Flowers, candy and giant teddy bears line the aisles of grocery stores starting mid-January. Bright pinks and reds capture the attention of the hopelessly single and hopelessly in love. It’s Valentine’s Day.
“I have always liked Valentine’s Day, and I don’t always spend it with a boyfriend,”said Moriah Wilson, a sophomore. “Last year my single roommates and I made some delicious food and watched a chick flick. Maybe that’s a little sappy, but it was really fun.”
Others regard the holiday with numbing dread. Some fear the prospect of spending the holiday alone — or worse, having the dreaded DTR — as the Day of Love approaches.
“I have had my share of good Valentine’s Days, as well as the bad. This year I’m not planning on spending it with anyone, and I’m a little relieved. I don’t have any expectations to meet, and I don’t have to plan anything out of the ordinary,” said Zach Smith, a junior.
Valentine’s Day is shrouded in myth and legend and has some strange roots. Understanding the origins of the holiday can help a person see that today’s traditions are not so intense.

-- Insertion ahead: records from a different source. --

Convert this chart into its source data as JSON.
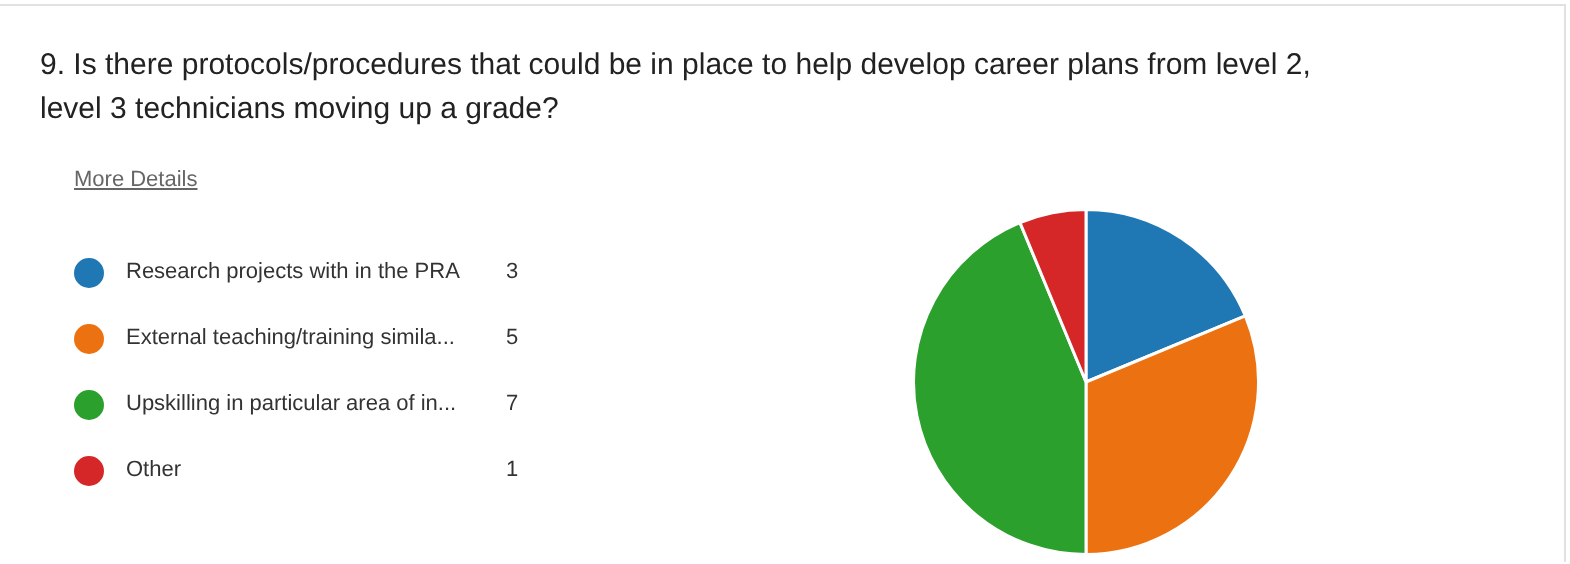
{
  "chart_data": {
    "type": "pie",
    "title": "9.  Is there protocols/procedures that could be in place to help develop career plans from level 2, level 3 technicians moving up a grade?",
    "annotations": [
      "More Details"
    ],
    "categories": [
      "Research projects with in the PRA",
      "External teaching/training simila...",
      "Upskilling in particular area of in...",
      "Other"
    ],
    "values": [
      3,
      5,
      7,
      1
    ],
    "colors": [
      "#1f77b4",
      "#ec7211",
      "#2ca02c",
      "#d62728"
    ],
    "legend": "left",
    "data_labels": true
  }
}
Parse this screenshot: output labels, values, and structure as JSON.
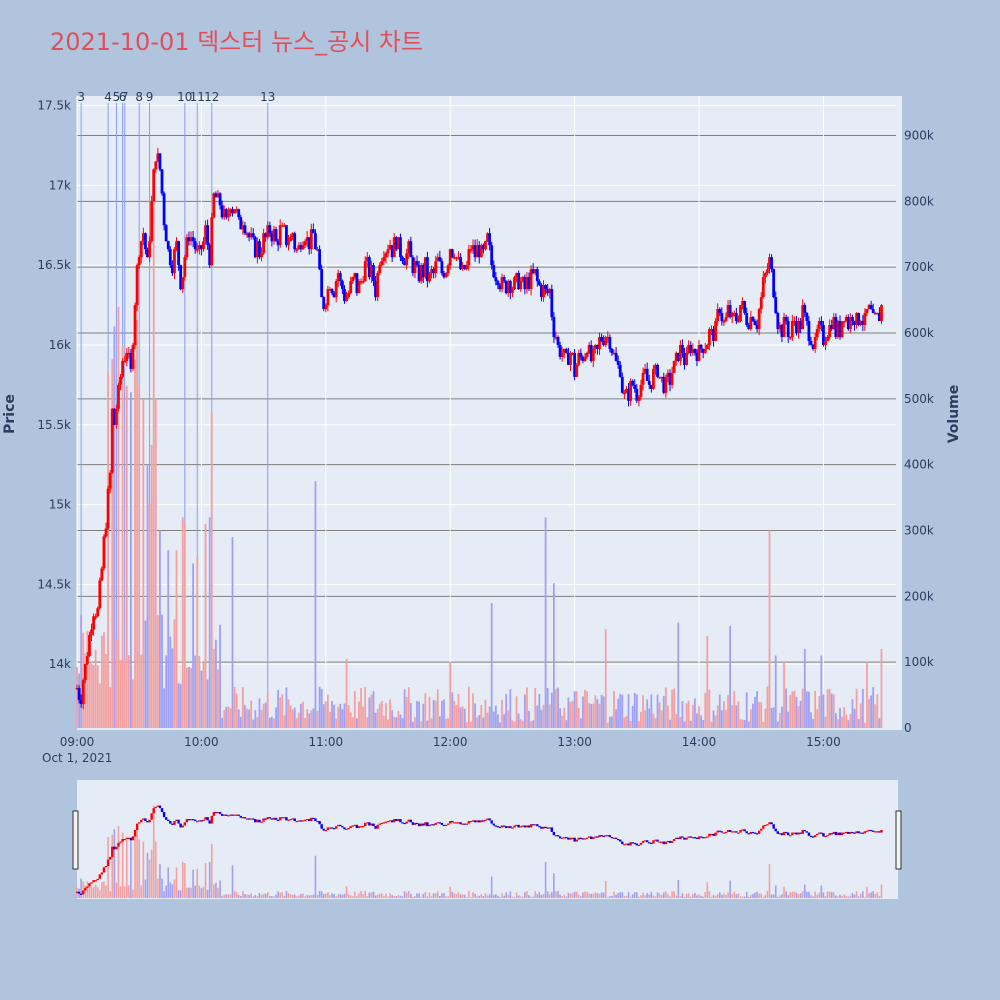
{
  "chart_data": {
    "type": "candlestick",
    "title": "2021-10-01 덱스터 뉴스_공시 차트",
    "ylabel_left": "Price",
    "ylabel_right": "Volume",
    "date_label": "Oct 1, 2021",
    "ylim_price": [
      13600,
      17560
    ],
    "ylim_volume": [
      0,
      960000
    ],
    "xlim_minutes": [
      0,
      395
    ],
    "x_ticks": [
      {
        "label": "09:00",
        "m": 0
      },
      {
        "label": "10:00",
        "m": 60
      },
      {
        "label": "11:00",
        "m": 120
      },
      {
        "label": "12:00",
        "m": 180
      },
      {
        "label": "13:00",
        "m": 240
      },
      {
        "label": "14:00",
        "m": 300
      },
      {
        "label": "15:00",
        "m": 360
      }
    ],
    "price_ticks": [
      {
        "label": "14k",
        "v": 14000
      },
      {
        "label": "14.5k",
        "v": 14500
      },
      {
        "label": "15k",
        "v": 15000
      },
      {
        "label": "15.5k",
        "v": 15500
      },
      {
        "label": "16k",
        "v": 16000
      },
      {
        "label": "16.5k",
        "v": 16500
      },
      {
        "label": "17k",
        "v": 17000
      },
      {
        "label": "17.5k",
        "v": 17500
      }
    ],
    "volume_ticks": [
      {
        "label": "0",
        "v": 0
      },
      {
        "label": "100k",
        "v": 100000
      },
      {
        "label": "200k",
        "v": 200000
      },
      {
        "label": "300k",
        "v": 300000
      },
      {
        "label": "400k",
        "v": 400000
      },
      {
        "label": "500k",
        "v": 500000
      },
      {
        "label": "600k",
        "v": 600000
      },
      {
        "label": "700k",
        "v": 700000
      },
      {
        "label": "800k",
        "v": 800000
      },
      {
        "label": "900k",
        "v": 900000
      }
    ],
    "price_path": [
      [
        0,
        13850
      ],
      [
        2,
        13800
      ],
      [
        5,
        14100
      ],
      [
        8,
        14350
      ],
      [
        10,
        14350
      ],
      [
        12,
        14600
      ],
      [
        14,
        14900
      ],
      [
        16,
        15200
      ],
      [
        17,
        15600
      ],
      [
        18,
        15500
      ],
      [
        20,
        15700
      ],
      [
        22,
        15900
      ],
      [
        24,
        16000
      ],
      [
        26,
        15800
      ],
      [
        28,
        16300
      ],
      [
        30,
        16600
      ],
      [
        32,
        16700
      ],
      [
        34,
        16500
      ],
      [
        36,
        16900
      ],
      [
        38,
        17200
      ],
      [
        40,
        17100
      ],
      [
        42,
        16800
      ],
      [
        44,
        16600
      ],
      [
        46,
        16500
      ],
      [
        48,
        16600
      ],
      [
        50,
        16400
      ],
      [
        52,
        16550
      ],
      [
        54,
        16700
      ],
      [
        56,
        16650
      ],
      [
        58,
        16550
      ],
      [
        60,
        16600
      ],
      [
        62,
        16700
      ],
      [
        64,
        16550
      ],
      [
        66,
        16950
      ],
      [
        68,
        16900
      ],
      [
        70,
        16850
      ],
      [
        72,
        16750
      ],
      [
        74,
        16900
      ],
      [
        76,
        16850
      ],
      [
        78,
        16750
      ],
      [
        80,
        16800
      ],
      [
        82,
        16700
      ],
      [
        84,
        16650
      ],
      [
        86,
        16600
      ],
      [
        88,
        16600
      ],
      [
        90,
        16650
      ],
      [
        92,
        16700
      ],
      [
        94,
        16700
      ],
      [
        96,
        16650
      ],
      [
        98,
        16700
      ],
      [
        100,
        16700
      ],
      [
        102,
        16650
      ],
      [
        104,
        16700
      ],
      [
        106,
        16600
      ],
      [
        108,
        16650
      ],
      [
        110,
        16700
      ],
      [
        112,
        16650
      ],
      [
        114,
        16700
      ],
      [
        116,
        16600
      ],
      [
        118,
        16250
      ],
      [
        120,
        16300
      ],
      [
        122,
        16400
      ],
      [
        124,
        16350
      ],
      [
        126,
        16450
      ],
      [
        128,
        16350
      ],
      [
        130,
        16300
      ],
      [
        132,
        16350
      ],
      [
        134,
        16400
      ],
      [
        136,
        16350
      ],
      [
        138,
        16450
      ],
      [
        140,
        16500
      ],
      [
        142,
        16450
      ],
      [
        144,
        16350
      ],
      [
        146,
        16550
      ],
      [
        148,
        16600
      ],
      [
        150,
        16650
      ],
      [
        152,
        16600
      ],
      [
        154,
        16650
      ],
      [
        156,
        16600
      ],
      [
        158,
        16550
      ],
      [
        160,
        16600
      ],
      [
        162,
        16500
      ],
      [
        164,
        16450
      ],
      [
        166,
        16450
      ],
      [
        168,
        16500
      ],
      [
        170,
        16400
      ],
      [
        172,
        16450
      ],
      [
        174,
        16500
      ],
      [
        176,
        16450
      ],
      [
        178,
        16500
      ],
      [
        180,
        16600
      ],
      [
        182,
        16600
      ],
      [
        184,
        16500
      ],
      [
        186,
        16450
      ],
      [
        188,
        16500
      ],
      [
        190,
        16600
      ],
      [
        192,
        16550
      ],
      [
        194,
        16600
      ],
      [
        196,
        16550
      ],
      [
        198,
        16650
      ],
      [
        200,
        16500
      ],
      [
        202,
        16450
      ],
      [
        204,
        16400
      ],
      [
        206,
        16350
      ],
      [
        208,
        16400
      ],
      [
        210,
        16350
      ],
      [
        212,
        16400
      ],
      [
        214,
        16400
      ],
      [
        216,
        16350
      ],
      [
        218,
        16400
      ],
      [
        220,
        16450
      ],
      [
        222,
        16400
      ],
      [
        224,
        16350
      ],
      [
        226,
        16300
      ],
      [
        228,
        16350
      ],
      [
        230,
        16100
      ],
      [
        232,
        16000
      ],
      [
        234,
        15950
      ],
      [
        236,
        15900
      ],
      [
        238,
        15950
      ],
      [
        240,
        15850
      ],
      [
        242,
        15900
      ],
      [
        244,
        15950
      ],
      [
        246,
        16000
      ],
      [
        248,
        15900
      ],
      [
        250,
        15950
      ],
      [
        252,
        16000
      ],
      [
        254,
        16050
      ],
      [
        256,
        16050
      ],
      [
        258,
        16000
      ],
      [
        260,
        15900
      ],
      [
        262,
        15850
      ],
      [
        264,
        15650
      ],
      [
        266,
        15700
      ],
      [
        268,
        15750
      ],
      [
        270,
        15700
      ],
      [
        272,
        15750
      ],
      [
        274,
        15800
      ],
      [
        276,
        15750
      ],
      [
        278,
        15800
      ],
      [
        280,
        15850
      ],
      [
        282,
        15750
      ],
      [
        284,
        15750
      ],
      [
        286,
        15800
      ],
      [
        288,
        15850
      ],
      [
        290,
        15950
      ],
      [
        292,
        15950
      ],
      [
        294,
        15900
      ],
      [
        296,
        16000
      ],
      [
        298,
        15950
      ],
      [
        300,
        15950
      ],
      [
        302,
        16000
      ],
      [
        304,
        16050
      ],
      [
        306,
        16050
      ],
      [
        308,
        16100
      ],
      [
        310,
        16250
      ],
      [
        312,
        16150
      ],
      [
        314,
        16200
      ],
      [
        316,
        16150
      ],
      [
        318,
        16150
      ],
      [
        320,
        16250
      ],
      [
        322,
        16200
      ],
      [
        324,
        16150
      ],
      [
        326,
        16200
      ],
      [
        328,
        16150
      ],
      [
        330,
        16300
      ],
      [
        332,
        16450
      ],
      [
        334,
        16500
      ],
      [
        336,
        16350
      ],
      [
        338,
        16150
      ],
      [
        340,
        16100
      ],
      [
        342,
        16150
      ],
      [
        344,
        16050
      ],
      [
        346,
        16150
      ],
      [
        348,
        16100
      ],
      [
        350,
        16200
      ],
      [
        352,
        16100
      ],
      [
        354,
        16050
      ],
      [
        356,
        16000
      ],
      [
        358,
        16100
      ],
      [
        360,
        16050
      ],
      [
        362,
        16100
      ],
      [
        364,
        16150
      ],
      [
        366,
        16100
      ],
      [
        368,
        16100
      ],
      [
        370,
        16200
      ],
      [
        372,
        16150
      ],
      [
        374,
        16200
      ],
      [
        376,
        16150
      ],
      [
        378,
        16200
      ],
      [
        380,
        16150
      ],
      [
        382,
        16200
      ],
      [
        384,
        16150
      ],
      [
        386,
        16150
      ],
      [
        388,
        16250
      ],
      [
        389,
        16300
      ]
    ],
    "volume_spikes": [
      {
        "m": 15,
        "v": 540000
      },
      {
        "m": 17,
        "v": 560000
      },
      {
        "m": 18,
        "v": 610000
      },
      {
        "m": 20,
        "v": 640000
      },
      {
        "m": 22,
        "v": 580000
      },
      {
        "m": 24,
        "v": 520000
      },
      {
        "m": 26,
        "v": 510000
      },
      {
        "m": 28,
        "v": 560000
      },
      {
        "m": 29,
        "v": 620000
      },
      {
        "m": 30,
        "v": 520000
      },
      {
        "m": 32,
        "v": 500000
      },
      {
        "m": 34,
        "v": 400000
      },
      {
        "m": 35,
        "v": 340000
      },
      {
        "m": 36,
        "v": 430000
      },
      {
        "m": 37,
        "v": 820000
      },
      {
        "m": 38,
        "v": 500000
      },
      {
        "m": 40,
        "v": 300000
      },
      {
        "m": 44,
        "v": 270000
      },
      {
        "m": 48,
        "v": 270000
      },
      {
        "m": 51,
        "v": 320000
      },
      {
        "m": 52,
        "v": 310000
      },
      {
        "m": 56,
        "v": 250000
      },
      {
        "m": 58,
        "v": 260000
      },
      {
        "m": 62,
        "v": 310000
      },
      {
        "m": 64,
        "v": 320000
      },
      {
        "m": 65,
        "v": 480000
      },
      {
        "m": 75,
        "v": 290000
      },
      {
        "m": 115,
        "v": 375000
      },
      {
        "m": 130,
        "v": 105000
      },
      {
        "m": 180,
        "v": 100000
      },
      {
        "m": 200,
        "v": 190000
      },
      {
        "m": 226,
        "v": 320000
      },
      {
        "m": 230,
        "v": 220000
      },
      {
        "m": 255,
        "v": 150000
      },
      {
        "m": 290,
        "v": 160000
      },
      {
        "m": 304,
        "v": 140000
      },
      {
        "m": 315,
        "v": 155000
      },
      {
        "m": 334,
        "v": 300000
      },
      {
        "m": 337,
        "v": 110000
      },
      {
        "m": 341,
        "v": 100000
      },
      {
        "m": 351,
        "v": 120000
      },
      {
        "m": 359,
        "v": 110000
      },
      {
        "m": 381,
        "v": 100000
      },
      {
        "m": 388,
        "v": 120000
      },
      {
        "m": 389,
        "v": 160000
      }
    ],
    "news_markers": [
      {
        "label": "3",
        "m": 2
      },
      {
        "label": "4",
        "m": 15
      },
      {
        "label": "5",
        "m": 19
      },
      {
        "label": "6",
        "m": 22
      },
      {
        "label": "7",
        "m": 23
      },
      {
        "label": "8",
        "m": 30
      },
      {
        "label": "9",
        "m": 35
      },
      {
        "label": "10",
        "m": 52
      },
      {
        "label": "11",
        "m": 58
      },
      {
        "label": "12",
        "m": 65
      },
      {
        "label": "13",
        "m": 92
      }
    ],
    "colors": {
      "up": "#ff0000",
      "down": "#0000ff",
      "up_volume": "#f4a0a0",
      "down_volume": "#a0a0f4",
      "background": "#b0c4de",
      "plot_background": "#e5ecf6",
      "title": "#e0505a",
      "text": "#2a3f5f"
    }
  }
}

In ancient Rome, there was a three day pagan festival called Lupercalia that people celebrated Feb. 13–15. The holiday’s purpose was to cleanse the city. Animals were sacrificed, and their hides were given to the men, who could use them to whip any woman they wished, as this was thought to increase her fertility.
During Lupercalia, the women’s names were entered into a matchmaking lottery and, in Tinder-like fashion, matches were made and dates arranged. The date lasted for the remainder of the festival, and if all went well, the couple was encouraged to marry.
Lupercalia was later Christianized and recognized by the Catholic Church as Valentine’s Day to commemorate St. Valentine. The holiday was formally removed from the Catholic calendar later because of the uncertainty about who St. Valentine actually was, though the day is still celebrated because of the legends that surround it.
According to one legend, St. Valentine was a priest who performed secret marriages for young soldiers when the ceremony was banned by Emperor Claudius II. Another legend tells of St. Valentine, who while in jail fell in love with his jailer’s daughter. Tradition says he signed his love letters, “from your Valentine.”
The oldest known Valentine was a poem written by Charles, Duke of Orleans, in 1415 while he was imprisoned in the Tower of London. Charles referred to his wife in a sweet way, calling her his “gentle Valentine,” though the rest of the poem turned into a lament about their vast age difference and how that would eventually terminate their love.
Even if the balloons and stuffed animals seem gaudy, take a moment this Feb. 14 to reflect on positives about Valentine’s Day. Nowadays, the likelihood of being whipped with the hides of newly sacrificed goats is slim, and receiving a love note from one of the world’s most notorious prisons is equally unlikely. And finally, BYU students can celebrate the holiday however they choose.